The night is cooling and I look forward to laying my long bones flat. Over the next few days the Perseid meteor shower takes place, and perhaps tomorrow evening, I will see some. Never have. But I will be near the southern border of New York State, in the woods with a couple of girlfriends, a mother and daughter who have a cabin there. Nowhere near city lights, at the top of an Allegheny mountain.
Sleep well and keep trying. Don't give up, too many people think of you when they say prayers. It is a privilege to be part of the struggle. Today at the grocery, I overheard a cashier speaking with a customer. This cashier is a man, a refugee from an African nation who had one arm chopped off possibly when he raised it to deflect the machete, which also left a deep dent in his skull. The customer asked, how are you, man? The cashier said, any day above ground is a good day. Think of that.
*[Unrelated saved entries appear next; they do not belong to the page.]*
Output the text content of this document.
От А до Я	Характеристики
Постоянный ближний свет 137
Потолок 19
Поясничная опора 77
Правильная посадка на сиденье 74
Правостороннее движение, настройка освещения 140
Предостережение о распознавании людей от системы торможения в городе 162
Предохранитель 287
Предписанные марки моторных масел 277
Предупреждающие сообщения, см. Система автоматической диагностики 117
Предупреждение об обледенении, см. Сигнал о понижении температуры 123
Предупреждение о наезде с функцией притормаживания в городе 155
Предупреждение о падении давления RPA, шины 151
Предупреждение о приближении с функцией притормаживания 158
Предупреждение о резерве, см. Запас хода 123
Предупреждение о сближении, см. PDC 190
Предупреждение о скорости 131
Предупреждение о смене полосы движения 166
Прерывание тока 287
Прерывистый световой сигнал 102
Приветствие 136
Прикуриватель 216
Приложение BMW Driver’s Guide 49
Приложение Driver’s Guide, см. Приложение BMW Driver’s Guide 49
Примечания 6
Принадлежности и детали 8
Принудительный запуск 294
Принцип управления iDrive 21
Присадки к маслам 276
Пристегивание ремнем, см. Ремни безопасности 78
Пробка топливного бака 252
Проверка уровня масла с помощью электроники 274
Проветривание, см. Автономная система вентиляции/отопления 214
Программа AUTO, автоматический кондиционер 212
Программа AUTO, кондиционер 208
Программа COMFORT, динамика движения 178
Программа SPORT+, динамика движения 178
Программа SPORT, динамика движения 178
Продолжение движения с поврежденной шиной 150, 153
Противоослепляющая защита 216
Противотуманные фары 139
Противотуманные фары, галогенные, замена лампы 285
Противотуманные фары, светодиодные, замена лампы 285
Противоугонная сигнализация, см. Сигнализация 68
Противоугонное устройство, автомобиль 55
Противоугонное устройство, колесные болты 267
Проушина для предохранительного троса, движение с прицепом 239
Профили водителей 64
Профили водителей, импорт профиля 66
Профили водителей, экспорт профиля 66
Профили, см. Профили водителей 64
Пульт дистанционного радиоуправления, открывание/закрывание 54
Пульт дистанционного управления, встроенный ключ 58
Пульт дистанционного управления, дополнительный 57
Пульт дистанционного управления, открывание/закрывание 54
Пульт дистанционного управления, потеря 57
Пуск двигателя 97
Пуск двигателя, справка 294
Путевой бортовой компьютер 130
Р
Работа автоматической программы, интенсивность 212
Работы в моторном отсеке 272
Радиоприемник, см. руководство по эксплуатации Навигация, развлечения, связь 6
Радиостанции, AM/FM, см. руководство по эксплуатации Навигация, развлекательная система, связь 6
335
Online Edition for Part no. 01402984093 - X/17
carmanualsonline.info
Dreams are for everyone, particularly for those who worry, push against the flow, or collect cans to supplement food on the table. An eccentric man used to run a bookstore, and lost it to a devious partner who came in and sidled his way legally into ownership, booting out the original owner. I see him up and down Elmwood on occasion, trailing a wire cart while searching for cans and returnable bottles. He refuses help from the government, and is intent on self-sufficiency, his long white hair and beard flopping out from under a baseball cap, his fingernails curved and yellow. His college degree is in physics.
What can we do but dream. Replenish with sleep tonight, let the body systems do mysterious workings unknown to the conscious mind. Sleep well, sleep tight. Hold on to something, it helps. Good, unknown night. Wait for me, Perseids.